Sarda, quarta di sette figli e proveniente da una famiglia benestante e culturalmente viva, fu la prima donna a vincere il Premio Nobel per la Letteratura nel 1926: ““per la sua ispirazione idealistica, scritta con raffigurazioni di plastica chiarezza della vita della sua isola nativa, con profonda comprensione degli umani problemi”. Il padre, imprenditore e possidente, le trasmise l’amore per la poesia, mentre la madre le impartì un’educazione ferrea – tipica delle donne della Sardegna nelle ultime decadi dell’Ottocento – garantendole una prima educazione di tutto rispetto. Nonostante Grazia fosse una delle pochissime donne dell’epoca ad aver ricevuto un’istruzione (che comprendeva l’insegnamento di ben quattro lingue), la sua vocazione per la scrittura e le lettere fu inizialmente vista come sospetta. La società di allora, infatti, non vedeva di buon occhio una donna che si fosse dedicata ad altro che non fossero le attività familiari, contribuendo a scatenare l’insoddisfazione ed il senso di rivalsa della giovane donna. Dopo una tragica serie di lutti parentali, Grazia decise di affrontare e superare gli stereotipi del tempo e dedicarsi anima e corpo alla scrittura. Produsse opere dal valore straordinario – come, tra le altre, Cenere, Canne al vento e Una madre – accolte piacevolmente dalla critica e salutate con ammirazione anche da diversi editori. Dopo un soggiorno a Cagliari e il matrimonio, si trasferì a Roma dove scrisse alcuni dei capolavori più importanti e frequentò intellettuali internazionali. Lo stesso Giovanni Verga apprezzò il talento di quella donna di provincia che, oltre ogni previsione, aveva avuto il merito di superare il confinamento sociale e dar voce alla sua aspirazione.
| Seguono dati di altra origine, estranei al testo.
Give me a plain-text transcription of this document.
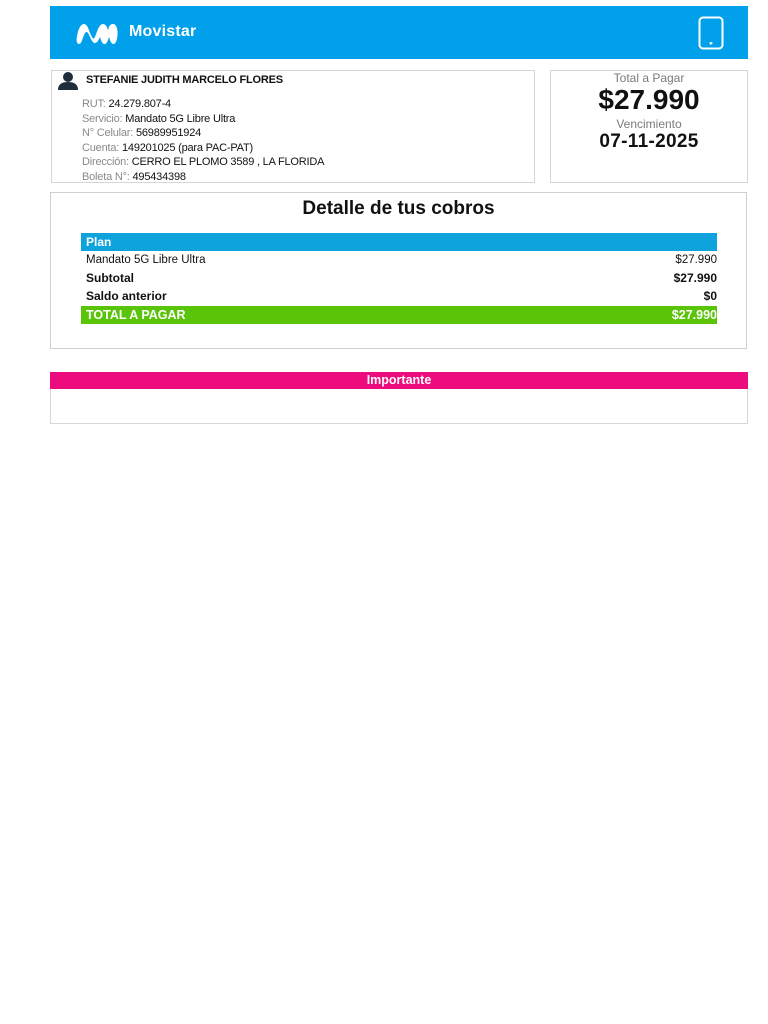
Movistar
STEFANIE JUDITH MARCELO FLORES
RUT: 24.279.807-4
Servicio: Mandato 5G Libre Ultra
N° Celular: 56989951924
Cuenta: 149201025 (para PAC-PAT)
Dirección: CERRO EL PLOMO 3589 , LA FLORIDA
Boleta N°: 495434398
Total a Pagar
$27.990
Vencimiento
07-11-2025
Detalle de tus cobros
Plan
Mandato 5G Libre Ultra	$27.990
Subtotal	$27.990
Saldo anterior	$0
TOTAL A PAGAR	$27.990
Importante
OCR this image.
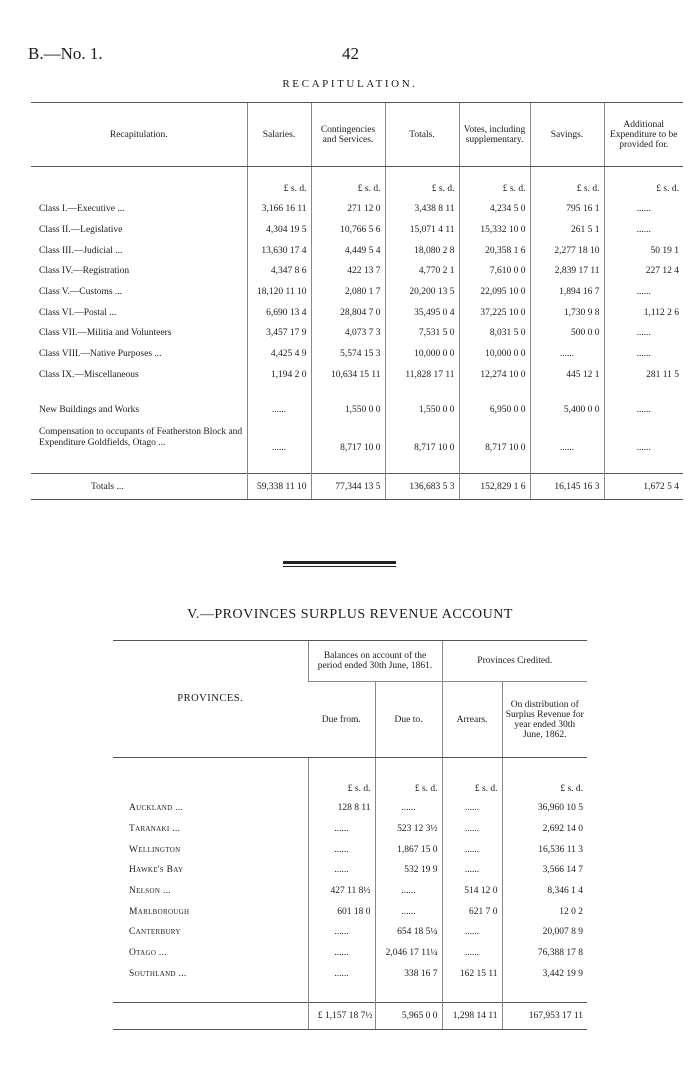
B.—No. 1.	42
RECAPITULATION.
Recapitulation.	Salaries.	Contingencies and Services.	Totals.	Votes, including supplementary.	Savings.	Additional Expenditure to be provided for.

	£ s. d.	£ s. d.	£ s. d.	£ s. d.	£ s. d.	£ s. d.
Class I.—Executive ...	3,166 16 11	271 12 0	3,438 8 11	4,234 5 0	795 16 1	......
Class II.—Legislative	4,304 19 5	10,766 5 6	15,071 4 11	15,332 10 0	261 5 1	......
Class III.—Judicial ...	13,630 17 4	4,449 5 4	18,080 2 8	20,358 1 6	2,277 18 10	50 19 1
Class IV.—Registration	4,347 8 6	422 13 7	4,770 2 1	7,610 0 0	2,839 17 11	227 12 4
Class V.—Customs ...	18,120 11 10	2,080 1 7	20,200 13 5	22,095 10 0	1,894 16 7	......
Class VI.—Postal ...	6,690 13 4	28,804 7 0	35,495 0 4	37,225 10 0	1,730 9 8	1,112 2 6
Class VII.—Militia and Volunteers	3,457 17 9	4,073 7 3	7,531 5 0	8,031 5 0	500 0 0	......
Class VIII.—Native Purposes ...	4,425 4 9	5,574 15 3	10,000 0 0	10,000 0 0	......	......
Class IX.—Miscellaneous	1,194 2 0	10,634 15 11	11,828 17 11	12,274 10 0	445 12 1	281 11 5

New Buildings and Works	......	1,550 0 0	1,550 0 0	6,950 0 0	5,400 0 0	......
Compensation to occupants of Featherston Block and Expenditure Goldfields, Otago ...	......	8,717 10 0	8,717 10 0	8,717 10 0	......	......

Totals ...	59,338 11 10	77,344 13 5	136,683 5 3	152,829 1 6	16,145 16 3	1,672 5 4
V.—PROVINCES SURPLUS REVENUE ACCOUNT
PROVINCES.	Balances on account of the period ended 30th June, 1861.		Provinces Credited.	
	Due from.	Due to.	Arrears.	On distribution of Surplus Revenue for year ended 30th June, 1862.
	£ s. d.	£ s. d.	£ s. d.	£ s. d.
Auckland ...	128 8 11	......	......	36,960 10 5
Taranaki ...	......	523 12 3½	......	2,692 14 0
Wellington	......	1,867 15 0	......	16,536 11 3
Hawke's Bay	......	532 19 9	......	3,566 14 7
Nelson ...	427 11 8½	......	514 12 0	8,346 1 4
Marlborough	601 18 0	......	621 7 0	12 0 2
Canterbury	......	654 18 5¼	......	20,007 8 9
Otago ...	......	2,046 17 11¼	......	76,388 17 8
Southland ...	......	338 16 7	162 15 11	3,442 19 9

	£ 1,157 18 7½	5,965 0 0	1,298 14 11	167,953 17 11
La Deledda affrontava tematiche sociali e contadine, evidenziando il contesto patriarcale nel quale si trovava a vivere. Si fece portatrice di innovazione, progresso e nuove istanze generazionali, congiuntamente ad un forte radicamento identitario e popolare. Un tumore al seno mise fine alla sua carriera: Grazia si spense nel 1936, nove anni dopo aver vinto – prima donna in Italia – il Premio Nobel tanto sognato.

Personalità

Grazia Deledda manifesta la volontà – irrequieta e vitale – di oltrepassare gli angusti spazi del conformismo per proiettarsi in dimensioni più ampie e più libere: sperimentare nuovi percorsi, inseguire i propri sogni, forgiare il proprio destino. La sua non è un’emancipazione mediatica o materiale, ma un moto interiore che trova una forma nella scrittura, mezzo e fine di un’esistenza dedita al racconto, ma anche alla perenne necessità di rinnovarsi in fedeltà a un retaggio e a un’origine. Più che un “tradimento” delle proprie origini – come molti hanno affermato – la sua è una impronta in divenire, capace di coniugare l’ansia di cambiamento alla saldezza delle proprie radici. In un’epoca di femminismo sguaiato e sterili rivendicazioni liquide, la sua testimonianza appare come una sintesi armonica tra passato e futuro.